Media90 – Kota Bandar Lampung memiliki garis pantai sepanjang 27,01 kilometer yang menyimpan potensi kerawanan bencana cukup tinggi. Mulai dari banjir rob, gelombang pasang, hingga ancaman gempa tektonik, seluruhnya menjadi risiko yang setiap saat dapat mengancam warga pesisir.
Namun ironisnya, hingga kini Pemerintah Kota Bandar Lampung belum memiliki Early Warning System (EWS) atau Sistem Peringatan Dini yang dapat memberikan alarm cepat ketika situasi darurat terjadi. Kekosongan sistem peringatan ini kembali terlihat saat banjir melanda sejumlah titik pesisir pada musim penghujan. Tidak ada mekanisme peringatan yang memberi tahu warga agar bersiap atau melakukan evakuasi lebih awal.
Kawasan seperti Panjang, Bumi Waras, Telukbetung Timur, Telukbetung Selatan, dan Telukbetung Barat menjadi wilayah yang paling sering terdampak banjir dan pasang air laut. Tanpa sistem peringatan dini, masyarakat yang tinggal di area tersebut berada dalam kondisi rawan setiap kali cuaca ekstrem datang.
Anggota DPRD Kota Bandar Lampung, Dewi Mayang Suri Djausal, menegaskan bahwa pemerintah kota harus mengambil langkah cepat dan terukur untuk menghadapi musim penghujan. Ia menilai keberadaan EWS adalah kebutuhan mendesak yang tidak boleh lagi ditunda.
“Early Warning System (EWS) harusnya sudah dimiliki Pemkot Bandar Lampung. Dengan garis pantai sepanjang itu dan kerentanan banjir serta gempa tektonik, kita tidak boleh abai,” ujar Mayang, Rabu (26/11/2025).

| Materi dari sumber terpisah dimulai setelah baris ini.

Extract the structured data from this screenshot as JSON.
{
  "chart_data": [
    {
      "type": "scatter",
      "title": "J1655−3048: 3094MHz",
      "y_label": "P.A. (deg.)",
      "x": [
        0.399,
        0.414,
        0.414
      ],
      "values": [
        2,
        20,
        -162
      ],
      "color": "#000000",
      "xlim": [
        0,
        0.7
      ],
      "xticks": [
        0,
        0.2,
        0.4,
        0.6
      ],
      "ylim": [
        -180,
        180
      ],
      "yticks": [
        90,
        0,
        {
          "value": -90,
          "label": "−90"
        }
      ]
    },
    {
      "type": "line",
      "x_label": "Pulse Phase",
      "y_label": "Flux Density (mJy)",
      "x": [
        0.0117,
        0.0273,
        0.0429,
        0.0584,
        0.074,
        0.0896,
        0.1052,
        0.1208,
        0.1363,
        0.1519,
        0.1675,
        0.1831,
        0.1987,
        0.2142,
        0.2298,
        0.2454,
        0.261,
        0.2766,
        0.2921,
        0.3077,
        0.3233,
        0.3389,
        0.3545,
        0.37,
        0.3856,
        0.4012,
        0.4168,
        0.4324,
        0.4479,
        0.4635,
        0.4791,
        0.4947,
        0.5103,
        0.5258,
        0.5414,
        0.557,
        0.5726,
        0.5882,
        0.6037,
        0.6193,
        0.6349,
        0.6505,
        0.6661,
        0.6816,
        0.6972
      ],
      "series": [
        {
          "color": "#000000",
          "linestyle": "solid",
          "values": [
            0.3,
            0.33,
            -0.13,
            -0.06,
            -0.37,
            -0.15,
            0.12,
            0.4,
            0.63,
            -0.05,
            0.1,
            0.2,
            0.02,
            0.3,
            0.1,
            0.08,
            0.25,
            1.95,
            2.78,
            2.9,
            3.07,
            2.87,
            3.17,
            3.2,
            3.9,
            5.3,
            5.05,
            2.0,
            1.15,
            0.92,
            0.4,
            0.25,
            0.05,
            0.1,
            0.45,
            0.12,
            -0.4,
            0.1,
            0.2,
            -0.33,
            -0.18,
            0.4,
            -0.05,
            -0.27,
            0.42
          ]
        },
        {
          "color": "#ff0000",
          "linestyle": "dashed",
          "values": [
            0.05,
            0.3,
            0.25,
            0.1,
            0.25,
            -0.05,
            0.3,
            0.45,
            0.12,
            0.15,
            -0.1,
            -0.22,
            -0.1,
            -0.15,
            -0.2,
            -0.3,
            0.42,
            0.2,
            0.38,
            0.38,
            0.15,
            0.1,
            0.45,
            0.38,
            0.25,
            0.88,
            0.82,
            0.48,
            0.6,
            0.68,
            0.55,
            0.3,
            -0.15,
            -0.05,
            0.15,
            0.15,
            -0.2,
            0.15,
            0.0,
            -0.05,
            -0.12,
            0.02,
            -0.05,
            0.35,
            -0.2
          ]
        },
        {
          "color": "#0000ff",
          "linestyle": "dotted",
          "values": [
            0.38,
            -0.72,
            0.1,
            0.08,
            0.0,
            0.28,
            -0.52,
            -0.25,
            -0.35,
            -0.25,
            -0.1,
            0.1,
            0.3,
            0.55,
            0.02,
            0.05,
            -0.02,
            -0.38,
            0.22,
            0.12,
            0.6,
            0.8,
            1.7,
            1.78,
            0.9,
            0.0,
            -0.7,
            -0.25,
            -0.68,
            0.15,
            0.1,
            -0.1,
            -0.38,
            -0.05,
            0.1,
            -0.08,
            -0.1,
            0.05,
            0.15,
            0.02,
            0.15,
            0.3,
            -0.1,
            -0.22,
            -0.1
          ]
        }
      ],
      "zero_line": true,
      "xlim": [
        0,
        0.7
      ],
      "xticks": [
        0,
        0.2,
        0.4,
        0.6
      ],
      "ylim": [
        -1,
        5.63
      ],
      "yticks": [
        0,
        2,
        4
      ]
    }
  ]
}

Menurut Ketua Fraksi Gerindra tersebut, absennya EWS membuat masyarakat pesisir berada pada posisi rentan karena tidak mendapatkan informasi dini ketika bencana terjadi. Ia menyebut kesiapsiagaan pemerintah masih jauh dari ideal dan memerlukan pembenahan serius.
Mayang juga menyoroti peran Badan Penanggulangan Bencana Daerah (BPBD) Kota Bandar Lampung yang dinilai perlu meningkatkan koordinasi internal maupun eksternal. Ia mendorong BPBD untuk melibatkan para ahli dan lembaga terkait dalam penyusunan kebijakan mitigasi yang komprehensif dan berbasis data ilmiah.
“BPBD harusnya bisa melakukan kajian bersama akademisi, BMKG, BNPB, serta Dinas Kelautan dan Perikanan untuk menyusun analisis mitigasi bencana yang tepat,” tegasnya.
Dalam pandangannya, mitigasi bencana tidak bisa hanya mengandalkan pengalaman lapangan atau data umum. Diperlukan kajian ilmiah yang mempertimbangkan dinamika cuaca, perubahan struktur pesisir, hingga sejarah kebencanaan agar langkah mitigasi lebih tepat sasaran.
Selain EWS, Mayang yang juga anggota Komisi IV menekankan pentingnya penyusunan peta risiko bencana, terutama untuk wilayah pesisir. Peta tersebut, menurutnya, harus menjadi acuan utama untuk menentukan zona permukiman, batas aman hunian, hingga titik prioritas evakuasi.
Dengan peta risiko yang jelas, pemerintah dapat merencanakan pembangunan secara lebih terarah sekaligus memastikan masyarakat di zona rentan mendapatkan perlindungan maksimal.
Mayang menegaskan bahwa ketiadaan EWS bukan sekadar persoalan teknis atau administrasi. Lebih dari itu, ini menyangkut perlindungan nyawa ribuan warga pesisir yang setiap hari hidup berdampingan dengan ancaman bencana.